Nous sommes donc samedi matin à Paris, il fait beau (si, c’est vrai, il fait beau), je suis par conséquent de bonne humeur (je suis toujours de bonne humeur mais quand il fait beau pour la première fois depuis un bicentenaire je sautille et je chantonne genre Mary Poppins) et je décide d’attaquer ma journée en mangeant mes oeufs dans mon bain devant le dernier épisode de The Leftovers que je n’ai pas eu le temps de regarder cette semaine. Je ne suis joie, bonheur, amour pour Justin Theroux et la cuisson parfaite de mes oeufs brouillés, quand soudain, je la vois, cette fuite sous l’évier. Je pose mon assiette, je sors du bain, j’évalue la chose et me dis que c’est bon, ça va aller, si je mets une bassine en dessous, j’ai le temps de finir mon épisode. C’était mal me connaître, deux minutes plus tard, rongée par le stress et l’angoisse, je fonce dans les toilettes pour couper l’arrivée d’eau, enfile un jean, un débardeur, une paire de tennis et fonce chez Leroy Merlin qui, grâce au ciel, à pied, est à cinq minutes de chez moi. En chemin, je relativise, je me dis que de toute façon, ce robinet vieux comme Mathusalem, ça faisait six mois que j’avais envie de le changer, que c’est tant mieux, que j’ai enfin une bonne excuse pour dépenser mes sous en bricolage et autres futilités.

Arrivée chez Leroy Merlin (cinq minutes plus tard donc), je suis au paradis. Par paradis j’entends que je suis tout aussi comblée que dans un magasin de chaussures et que je veux absolument tout acheter parce que, c’est clair, j’ai besoin de tout : d’une nouvelle barre pour mon rideau de douche, d’aimants pour fermer le placard de ma cuisine, d’écrous pour les nouvelles poignées du meuble de l’entrée, d’une nouvelle plaque d’isorel pour la bibliothèque du salon, de tablettes murales et d’équerres pour la cuisine, de vis dorées pour le loquet de la porte, de silicone pour refaire les joints de la baignoire, de deux ou trois rallonges, d’un variateur pour les ampoules basse consommation et j’en passe. Au final, j’en oublie presque mon robinet. Une fois rentrée à la maison, Mary Poppins m’habite donc de nouveau parce que l’idée de passer deux petites heures à bricoler pour mon appartement me met en joie. J’attaque cependant la fuite d’eau en premier (gardons le sens des priorités) et m’attelle au démontage du robinet.
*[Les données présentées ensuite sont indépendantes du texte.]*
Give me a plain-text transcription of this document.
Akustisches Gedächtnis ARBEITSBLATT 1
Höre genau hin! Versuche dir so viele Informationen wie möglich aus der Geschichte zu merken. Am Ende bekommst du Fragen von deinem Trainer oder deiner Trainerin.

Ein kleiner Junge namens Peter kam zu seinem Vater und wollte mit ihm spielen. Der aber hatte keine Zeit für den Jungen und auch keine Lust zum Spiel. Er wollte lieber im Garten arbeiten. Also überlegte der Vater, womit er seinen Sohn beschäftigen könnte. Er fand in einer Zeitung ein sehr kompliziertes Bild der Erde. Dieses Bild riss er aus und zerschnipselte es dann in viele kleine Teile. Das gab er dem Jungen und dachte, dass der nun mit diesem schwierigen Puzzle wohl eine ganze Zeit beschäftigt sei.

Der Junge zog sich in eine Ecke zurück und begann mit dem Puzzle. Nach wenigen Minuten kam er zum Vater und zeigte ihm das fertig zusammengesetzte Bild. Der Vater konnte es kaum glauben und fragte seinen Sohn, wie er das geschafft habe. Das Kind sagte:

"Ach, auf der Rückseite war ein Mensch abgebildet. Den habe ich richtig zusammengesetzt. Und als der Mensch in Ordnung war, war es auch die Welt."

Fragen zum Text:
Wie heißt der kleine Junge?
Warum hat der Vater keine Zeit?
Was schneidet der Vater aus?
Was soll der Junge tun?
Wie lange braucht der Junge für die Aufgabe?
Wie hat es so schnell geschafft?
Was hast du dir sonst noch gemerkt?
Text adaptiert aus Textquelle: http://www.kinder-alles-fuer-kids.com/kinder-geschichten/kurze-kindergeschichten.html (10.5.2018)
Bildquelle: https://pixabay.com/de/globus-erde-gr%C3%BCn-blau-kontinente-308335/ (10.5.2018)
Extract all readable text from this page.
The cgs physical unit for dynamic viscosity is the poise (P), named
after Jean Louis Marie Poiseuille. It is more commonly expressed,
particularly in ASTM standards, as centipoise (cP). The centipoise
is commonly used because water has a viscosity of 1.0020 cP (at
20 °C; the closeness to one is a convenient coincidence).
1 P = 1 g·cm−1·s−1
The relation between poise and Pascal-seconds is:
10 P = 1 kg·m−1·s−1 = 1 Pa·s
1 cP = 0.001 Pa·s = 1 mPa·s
Ce qui aurait normalement dû être une partie de plaisir pour moi, l’amoureuse du bricolage, se transforma assez vite en apocalypse, inondation et profération de tendres et doux jurons du style PUT*** DE BORDEL DE M*RDE DE SA MÈRE LA P*** JE VAIS LUI NIQ**R SA RACE À CETTE PUT*** DE SALLE DE BAIN DE M*RDE. Non parce que voyez-vous, le robinet préalablement installé par nos aïeux du Moyen Âge était clairement indémontable tellement il était rongé par la rouille et la moisissure (dans un élan d’altruisme je vous épargne un paragraphe sur les joies de l’olfaction à ce moment-là), j’ai donc véritablement passé plus de trois heures, clé à molette en main, à quatre pattes sous l’évier, le cou tordu, à dévisser un fichu écrou, millimètre par millimètre, le tout en faisant preuve d’une force dont je ne soupçonnais jusque-là pas l’existence (il faut croire que c’est vrai, dans les situations les plus extrêmes, on peut se surpasser). Par contre, au bout de deux heures, j’avais déjà des cloques sur chaque doigt, au moins deux torticolis et trois crampes au même mollet, j’ai donc fatalement passé la dernière heure à pleurer comme une abrutie sous mon évier. Une fois la tâche accomplie et après quelques sanglots de soulagement, il fallait cela dit installer le nouveau. Je ne vais pas vous faire un petit tutoriel en images, mais installer un robinet, c’est facile. Il suffit en fait de visser deux tuyaux et une tige en métal en dessous du robinet, de les faire passer dans le trou du lavabo, de visser un énorme écrou pour fixer le tout sous l’évier et puis, enfin, de relier les deux tuyaux du robinet à deux autres tuyaux qui correspondent à l’arrivée d’eau chaude et d’eau froide. Seulement voilà, parce que ce ne serait pas drôle sinon, dans ce cas précis, étant donné que les tuyaux de mon arrivée d’eau, à moi, avoisinent approximativement l’âge des Menhirs de Carnac, il était impossible d’y visser quoi que ce soit. De ce fait, évidemment, un deuxième aller-retour chez Leroy Merlin pour réparer le tout s’est avéré inévitable.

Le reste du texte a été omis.